Die Berliner Generalstaatsanwaltschaft rechnet den Beschuldigten die linksextreme Szene zu und ermittelt wegen verfassungsfeindlicher Sabotage. Bei der Durchsuchungsaktion der Ermittlungsgruppe „Spannung“ des Landeskriminalamts waren am frühen Morgen des 24. März 2026 nach Angaben des Sprechers der Generalstaatsanwaltschaft insgesamt siebzehn Objekte in Berlin, Hamburg, Düsseldorf und im brandenburgischen Kyritz durchsucht worden. Zu Festnahmen kam es nicht.
Wenn ihr Widerspruch erfolgreich sei, müssten Beweismittel ausgehändigt und könnten eventuell nicht verwendet werden.
Hintergrund der Ermittlungen sind zwei Anschläge, die weite Teile Berlins ohne Strom ließen. Am 9. September 2025 setzten Unbekannte in Johannisthal zwei Strommasten in Brand. 50.000 Haushalte fielen aus, im angrenzenden Technologiepark Adlershof arbeiteten laut Berliner Zeitung rund 1.300 Firmen zeitweise ohne Versorgung. Nur wenige Stunden nach dem Anschlag tauchte auf der linksextremen Plattform indymedia ein Bekennerschreiben auf, das die Signatur „Einige Anarchisten“ trug und den Angriff explizit gegen den Wissenschafts- und Technologiestandort richtete.
In der Nacht zum 3. Januar 2026 folgte ein zweiter Brandanschlag, diesmal auf eine Kabelbrücke in Berlin-Lichterfelde. Rund 100.000 Menschen waren nach Angaben von ZDFheute bis zu fünf Tage lang ohne Strom und Heizung, mitten im Winter. Die längste Stromausfall-Serie der Stadt seit Kriegsende wurde ausgelöst, mehrere Schulen mussten schließen, ein Krankenhaus arbeitete tagelang im Notbetrieb.
Präzedenzfall für linksextreme Ermittlungen
Der Ausgang des Verfahrens gilt in Sicherheitskreisen als Präzedenzfall. Sollten die Beschuldigten mit ihrem Widerspruch durchdringen, müsste ein erheblicher Teil des Materials herausgegeben werden - und stünde für die Strafverfolgung möglicherweise nicht mehr zur Verfügung, wie der Sprecher der Generalstaatsanwaltschaft dem Tagesspiegel bestätigte. Die Ermittler stützen einen Teil ihres Verdachts nach eigenen Angaben auf die digitale Forensik der beschlagnahmten Geräte. Eine namentliche Zuordnung der vier Personen zur radikalen linken Szene hat die Behörde bisher öffentlich nicht vorgenommen.

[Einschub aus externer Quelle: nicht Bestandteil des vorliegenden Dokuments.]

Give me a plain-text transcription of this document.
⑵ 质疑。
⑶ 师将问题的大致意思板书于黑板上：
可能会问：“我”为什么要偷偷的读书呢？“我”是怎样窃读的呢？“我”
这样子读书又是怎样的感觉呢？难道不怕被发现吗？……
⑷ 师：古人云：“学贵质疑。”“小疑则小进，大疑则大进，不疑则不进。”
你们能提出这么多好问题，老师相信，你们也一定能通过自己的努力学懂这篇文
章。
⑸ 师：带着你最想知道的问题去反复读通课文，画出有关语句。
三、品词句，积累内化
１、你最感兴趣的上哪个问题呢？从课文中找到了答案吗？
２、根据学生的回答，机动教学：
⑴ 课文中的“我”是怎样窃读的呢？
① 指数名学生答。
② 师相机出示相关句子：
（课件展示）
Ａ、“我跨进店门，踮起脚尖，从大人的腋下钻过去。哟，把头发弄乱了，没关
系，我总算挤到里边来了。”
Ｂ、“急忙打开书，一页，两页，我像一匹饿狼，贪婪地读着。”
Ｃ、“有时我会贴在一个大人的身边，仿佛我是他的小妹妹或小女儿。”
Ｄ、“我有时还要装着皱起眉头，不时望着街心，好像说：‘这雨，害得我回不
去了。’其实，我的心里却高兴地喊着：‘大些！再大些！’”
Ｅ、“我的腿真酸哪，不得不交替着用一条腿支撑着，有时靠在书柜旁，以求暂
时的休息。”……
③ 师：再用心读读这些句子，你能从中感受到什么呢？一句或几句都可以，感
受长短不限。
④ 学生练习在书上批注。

Politisch fällt die juristische Auseinandersetzung in eine Phase, in der die Bundesregierung die Zunahme sabotage-artiger Angriffe auf kritische Infrastruktur zur Chefsache erklärt hat. Bundesinnenminister Alexander Dobrindt (CSU) hatte den beiden Berliner Anschlägen in seiner Regierungserklärung Anfang Juni eine Sonderrolle zugewiesen und die Zusammenarbeit von Landeskriminalämtern und Bundesamt für Verfassungsschutz beim Schutz von Energie- und Kommunikationsnetzen ausbauen lassen. Ein Urteil in Berlin über die Auswertung der beschlagnahmten Datenträger wird laut Justizkreisen frühestens im Spätsommer erwartet.